Wahrscheinlich ist nur wenigen ‘rohrblatt-Leserinnen und -Lesern bekannt, dass SELMER neben ihren heute nur noch im Boehm-System erhältlichen Klarinetten früher auch deutschgriffige Klarinetten, also Albert-Klarinetten, baute. Besonders in den 1920/30er Jahren hatte SELMER von den Jazzmusikern besonders bevorzugte Albert-Klarinetten mit 4, 5 und 6 Ringen im Programm. Bei den “improved“ Albert-Klarinetten ab den 1930er Jahren war dann die Tief-E-Klappe auf die rechte Instrumentenseite verlegt, ein Feature, das es also schon gab, lange bevor SCHWENK & SEGGELKE in Bamberg eine solche Klappenanordnung als ihre Innovation verkauften. Die nach rechts verlegte untere E-Klappe hat bei SELMER ein einfacheres und schöneres Design; bei SCHWENK & SEGGELKE erinnert diese Klappenverlegung an die bis um 1920 in New York hergestellten BERTELING Albert-Klarinetten, ist aber wie die ganze Mechanik etwas klobig ausgeführt. Übrigens findet man die von SELMER gewählte Art der Tief-E-Klappenverlegung, allerdings ohne die übliche separate Achse für die Tief-As-Klappe, bei den von G. H. HÜLLER in Schöneck/Vogtland rund 20 Jahre zuvor im sog. Hüller-Stümpel-System angebotenen Klarinetten (1912 hatte G. H. HÜLLER die in Minden/Westfalen ansässig gewesene Firma H. C. STÜMPEL aufgekauft). SELMER Klarinetten im “improved“ Albert-System, also mit dem “three in a row“-Design für drei unteren Klappen, sind heute sehr schwer zu finden (besonders das „George Lewis“-Modell mit 4 Ringen, 3 Triller und gebogener Duodezimklappe) und nur für sehr teures Geld zu haben.

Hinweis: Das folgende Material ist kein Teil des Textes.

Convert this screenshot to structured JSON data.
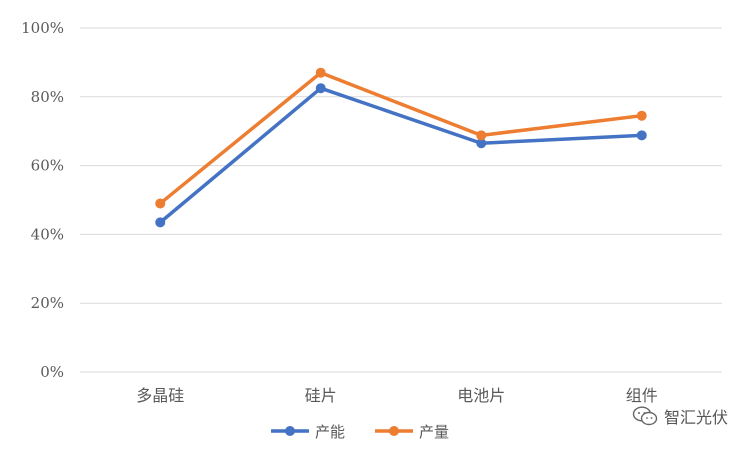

Alle bedeutenden Jazzklarinettisten des New Orleans-Jazz spielten SELMER Albert-Klarinetten. George Lewis (1900 – 1968) bevorzugte eine SELMER mit 4 Ringen aus dem Jahre 1932, die bis auf die Tief-E-Klappe und die gebogene Duodezimklappe im Klappendesign ziemlich seiner PEDLER Albert-Metallklarinette entsprach. Barney Bigard (1906 – 1980), ein New Orleans-Jazzklarinettist, der längere Zeit Klarinette und Saxophon im Duke Ellington Orchester spielte, bevorzugte SELMER Albert-Klarinetten aus den 1930er Jahren mit 5 und 6 Ringen, letztgenanntes Modell wird als “Full-Albert clarinet“ bezeichnet, während man bei Albert-Klarinetten mit 4 Ringen von “plain Albert clarinets“ spricht. Die wohl bedeutendsten New Orleans-Jazzklarinettisten Jimmie Noone (1895 – 1944) und Johnny Dodds (1892 – 1940) spielten immer auf in den 1920/30er Jahren gebauten SELMER- Albert-Klarinetten mit 6 Ringen. Johnny Dodds verwendete bei den ab 1925 mit Louis Armstrongs Hot 5 entstandenen historischen Schallplattenaufnahmen des klassischen Jazz einen Satz “Full-Albert“-Klarinetten in A und B aus den frühen 1920er Jahren, die noch die Tief-E-Klappe auf der üblichen linken Instrumentenseite hatten. Ein Riesengemälde dieses Klarinettenmodells ziert über 15 Stockwerke hinweg die Außenfassade des Holiday Inn Hotels in Downtown New Orleans, womit zum Ausdruck gebracht werden soll, dass die Holzbläsertradition genauso wie die Tradition der Trompeter eine große Rolle im alten Jazz spielte.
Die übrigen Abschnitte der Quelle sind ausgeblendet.